W.J. Maxey Boys Training School
- Interactive map of W.J. Maxey Boys Training School
- Location: Whitmore Lake, Michigan; 42°26′31″N 83°46′00″W﻿ / ﻿42.44207°N 83.76665°W;
- Status: Closed
- Security class: Males ages 12-21
- Capacity: 60
- Closed: October 1, 2015
- Managed by: Michigan Department of Health and Human Services

= W.J. Maxey Boys Training School =

W.J. Maxey Boys Training School was a juvenile corrections facility that served delinquent male youths ages 12–21 years old. The facility has sixty beds and provided services to Michigan youth who require intensive or specialized rehabilitation treatment and a high level of security and structure. Maxey closed on October 1, 2015, due to budget cuts in Michigan.

==Services==
Individual and group services were supervised by clinical professionals, including psychiatrists, psychologists, and certified social workers. Programming areas included sex offender treatment, substance abuse treatment, criminal behavior treatment, and behavioral health treatment.

Additional services provided by the facility included mental and physical health care, community reintegration, restorative justice, and spiritual development.

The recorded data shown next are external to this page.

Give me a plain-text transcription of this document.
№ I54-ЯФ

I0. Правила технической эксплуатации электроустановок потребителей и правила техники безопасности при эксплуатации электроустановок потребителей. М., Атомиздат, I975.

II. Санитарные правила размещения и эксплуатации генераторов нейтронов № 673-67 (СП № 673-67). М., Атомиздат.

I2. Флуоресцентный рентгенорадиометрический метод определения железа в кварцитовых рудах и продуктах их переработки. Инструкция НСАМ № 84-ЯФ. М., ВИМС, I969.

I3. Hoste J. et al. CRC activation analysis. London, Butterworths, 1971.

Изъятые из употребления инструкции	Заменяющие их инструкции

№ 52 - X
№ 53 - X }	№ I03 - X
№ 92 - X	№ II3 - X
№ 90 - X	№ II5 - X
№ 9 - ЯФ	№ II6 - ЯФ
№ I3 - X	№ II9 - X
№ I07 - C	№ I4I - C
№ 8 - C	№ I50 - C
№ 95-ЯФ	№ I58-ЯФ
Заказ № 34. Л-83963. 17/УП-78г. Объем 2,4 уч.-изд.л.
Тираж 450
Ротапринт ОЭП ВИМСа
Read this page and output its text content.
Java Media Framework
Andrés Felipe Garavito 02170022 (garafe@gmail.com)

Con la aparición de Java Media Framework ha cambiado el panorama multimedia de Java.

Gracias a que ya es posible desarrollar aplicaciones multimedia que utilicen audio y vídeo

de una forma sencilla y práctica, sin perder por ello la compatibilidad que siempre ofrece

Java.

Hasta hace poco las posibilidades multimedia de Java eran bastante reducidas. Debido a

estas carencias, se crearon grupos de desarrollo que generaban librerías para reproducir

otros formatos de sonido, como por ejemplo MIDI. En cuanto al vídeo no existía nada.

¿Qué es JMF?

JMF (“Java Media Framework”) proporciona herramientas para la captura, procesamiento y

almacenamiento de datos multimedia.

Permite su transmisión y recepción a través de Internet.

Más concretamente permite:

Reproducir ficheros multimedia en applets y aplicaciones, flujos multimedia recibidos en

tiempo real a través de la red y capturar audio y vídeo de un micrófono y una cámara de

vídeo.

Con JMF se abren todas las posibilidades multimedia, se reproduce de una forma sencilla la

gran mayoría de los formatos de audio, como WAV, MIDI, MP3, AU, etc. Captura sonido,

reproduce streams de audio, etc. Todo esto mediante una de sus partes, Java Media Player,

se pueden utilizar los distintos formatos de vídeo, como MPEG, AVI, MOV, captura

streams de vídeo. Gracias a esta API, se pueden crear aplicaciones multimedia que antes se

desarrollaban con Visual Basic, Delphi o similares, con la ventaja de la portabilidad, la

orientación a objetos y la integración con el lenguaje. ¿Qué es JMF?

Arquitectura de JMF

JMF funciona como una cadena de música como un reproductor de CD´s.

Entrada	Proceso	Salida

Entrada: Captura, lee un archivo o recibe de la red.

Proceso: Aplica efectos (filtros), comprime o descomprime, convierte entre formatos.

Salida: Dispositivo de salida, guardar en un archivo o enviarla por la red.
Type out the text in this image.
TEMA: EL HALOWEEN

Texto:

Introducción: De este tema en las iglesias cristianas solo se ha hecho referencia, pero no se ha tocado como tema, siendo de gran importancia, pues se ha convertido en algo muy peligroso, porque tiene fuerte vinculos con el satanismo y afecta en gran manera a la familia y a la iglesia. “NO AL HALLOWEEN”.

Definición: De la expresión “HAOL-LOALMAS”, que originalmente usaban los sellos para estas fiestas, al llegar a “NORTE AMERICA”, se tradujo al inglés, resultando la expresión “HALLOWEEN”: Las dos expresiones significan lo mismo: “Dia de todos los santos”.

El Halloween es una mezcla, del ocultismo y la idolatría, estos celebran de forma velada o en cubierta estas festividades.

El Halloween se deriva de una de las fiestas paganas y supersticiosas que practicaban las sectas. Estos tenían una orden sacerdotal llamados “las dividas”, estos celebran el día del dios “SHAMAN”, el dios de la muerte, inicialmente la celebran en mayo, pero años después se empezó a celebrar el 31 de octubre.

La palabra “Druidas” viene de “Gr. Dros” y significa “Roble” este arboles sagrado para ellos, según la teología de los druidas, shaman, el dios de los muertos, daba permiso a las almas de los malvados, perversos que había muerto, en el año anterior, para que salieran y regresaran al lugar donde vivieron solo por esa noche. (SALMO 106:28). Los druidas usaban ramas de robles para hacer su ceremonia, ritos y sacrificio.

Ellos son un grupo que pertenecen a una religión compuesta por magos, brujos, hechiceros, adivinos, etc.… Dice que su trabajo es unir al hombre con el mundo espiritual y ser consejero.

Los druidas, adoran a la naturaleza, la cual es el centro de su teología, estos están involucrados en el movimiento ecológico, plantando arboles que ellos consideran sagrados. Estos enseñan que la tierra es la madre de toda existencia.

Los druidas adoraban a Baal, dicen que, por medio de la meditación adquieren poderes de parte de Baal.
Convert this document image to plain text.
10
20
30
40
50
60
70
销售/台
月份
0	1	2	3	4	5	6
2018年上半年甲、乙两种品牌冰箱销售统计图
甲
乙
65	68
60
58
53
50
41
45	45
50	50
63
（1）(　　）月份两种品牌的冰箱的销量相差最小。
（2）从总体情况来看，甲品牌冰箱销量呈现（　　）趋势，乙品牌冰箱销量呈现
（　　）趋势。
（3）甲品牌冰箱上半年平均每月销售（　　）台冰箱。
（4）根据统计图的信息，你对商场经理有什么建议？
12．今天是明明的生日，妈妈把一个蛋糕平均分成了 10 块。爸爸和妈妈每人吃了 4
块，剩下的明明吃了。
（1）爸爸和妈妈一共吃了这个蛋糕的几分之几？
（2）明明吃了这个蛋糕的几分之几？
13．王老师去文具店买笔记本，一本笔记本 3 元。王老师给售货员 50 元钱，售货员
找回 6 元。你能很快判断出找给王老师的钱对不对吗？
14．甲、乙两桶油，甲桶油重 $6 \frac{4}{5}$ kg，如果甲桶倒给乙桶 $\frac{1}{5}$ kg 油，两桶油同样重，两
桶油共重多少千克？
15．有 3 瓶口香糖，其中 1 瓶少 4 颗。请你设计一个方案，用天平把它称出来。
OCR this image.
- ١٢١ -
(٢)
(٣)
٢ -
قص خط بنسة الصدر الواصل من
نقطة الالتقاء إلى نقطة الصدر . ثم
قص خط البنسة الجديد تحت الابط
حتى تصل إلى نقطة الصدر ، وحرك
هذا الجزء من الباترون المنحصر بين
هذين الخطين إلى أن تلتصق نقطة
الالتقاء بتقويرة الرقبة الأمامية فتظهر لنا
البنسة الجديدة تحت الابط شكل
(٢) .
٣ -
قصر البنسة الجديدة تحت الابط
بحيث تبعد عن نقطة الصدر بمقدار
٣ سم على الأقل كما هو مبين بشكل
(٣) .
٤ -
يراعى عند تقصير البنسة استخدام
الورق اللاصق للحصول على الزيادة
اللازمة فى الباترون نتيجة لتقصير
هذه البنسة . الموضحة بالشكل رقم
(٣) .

=== Educational services ===
Maxey School provided a full-day, year-round educational program accredited by the North Central Association of Colleges and Schools. All teachers were state-certified educators and special education services are available. Students were provided with a curriculum targeted toward completion of their high school degree or GED. Students were also provided training in life skills and vocational areas such as construction trades, cosmetology, and graphic design.

==History==

The vision and planning that led to the facility came from Willard J. Maxey, Sr., a leading Michigan corrections official who served as director of the Michigan Department of Social Services in the 1950s. As a high-security correctional institution within the Michigan criminal justice establishment, its goal was to rehabilitate court-designated male juvenile delinquents through vocational training in trades like carpentry and mechanics. The facility was built with the Henry de Koning Construction Co. of Ann Arbor as general contractor, and was opened in 1960 with the name Vocational Training School. On May 25, 1963 it was renamed the W. J. Maxey Boys’ Training School in honor of Maxey, who had died on March 2 of that year (Ann Arbor News, February 5, 1960 p. 6 and May 25, 1963 p. 13).

Following visits by consultants in the fields of juvenile justice management, medical and mental health care, fire safety protection, and education in March and April 2003, the US Department of Justice concluded on April 19, 2004, that "certain conditions at Maxey violate the constitutional and/or statutory rights of juveniles confined at the facility." Including and not limited to physical abuse, sexual abuse and mental and emotional abuses. As the maxey model promotes violence among the peer groups. The state agreed to comply with recommendations made by the Department of Justice.

In April 2012, some Michigan state legislators wanted to close all state juvenile justice facilities in the state, including Maxey. The closings were not part of the Governor's recommended budget, but were added during the House Appropriations Committee review.

On October 1, 2015, Maxey was closed at the start of the State's 2016 fiscal year. Maxey staff worked with judges to reassign the youth other facilities. Of the 48 youth at Maxey when the facility closed, 18 went to Michigan's other two juvenile correction facilities, 16 went to private agencies, eight went home to relatives, three entered supervised independent living programs, two went to Job Corps, and one was transferred to a county-run program. The first transfer happened in June 2015 and the final transfer occurred on September 30. The Michigan Department of Health and Human Services reported to a Michigan legislative panel on November 3 that one former inmate was jailed on a weapons charge and another failed to return to their new program after a weekend break. Both had been transferred to Job Corps. The department indicated it planned to monitor former inmates of the facility for two years.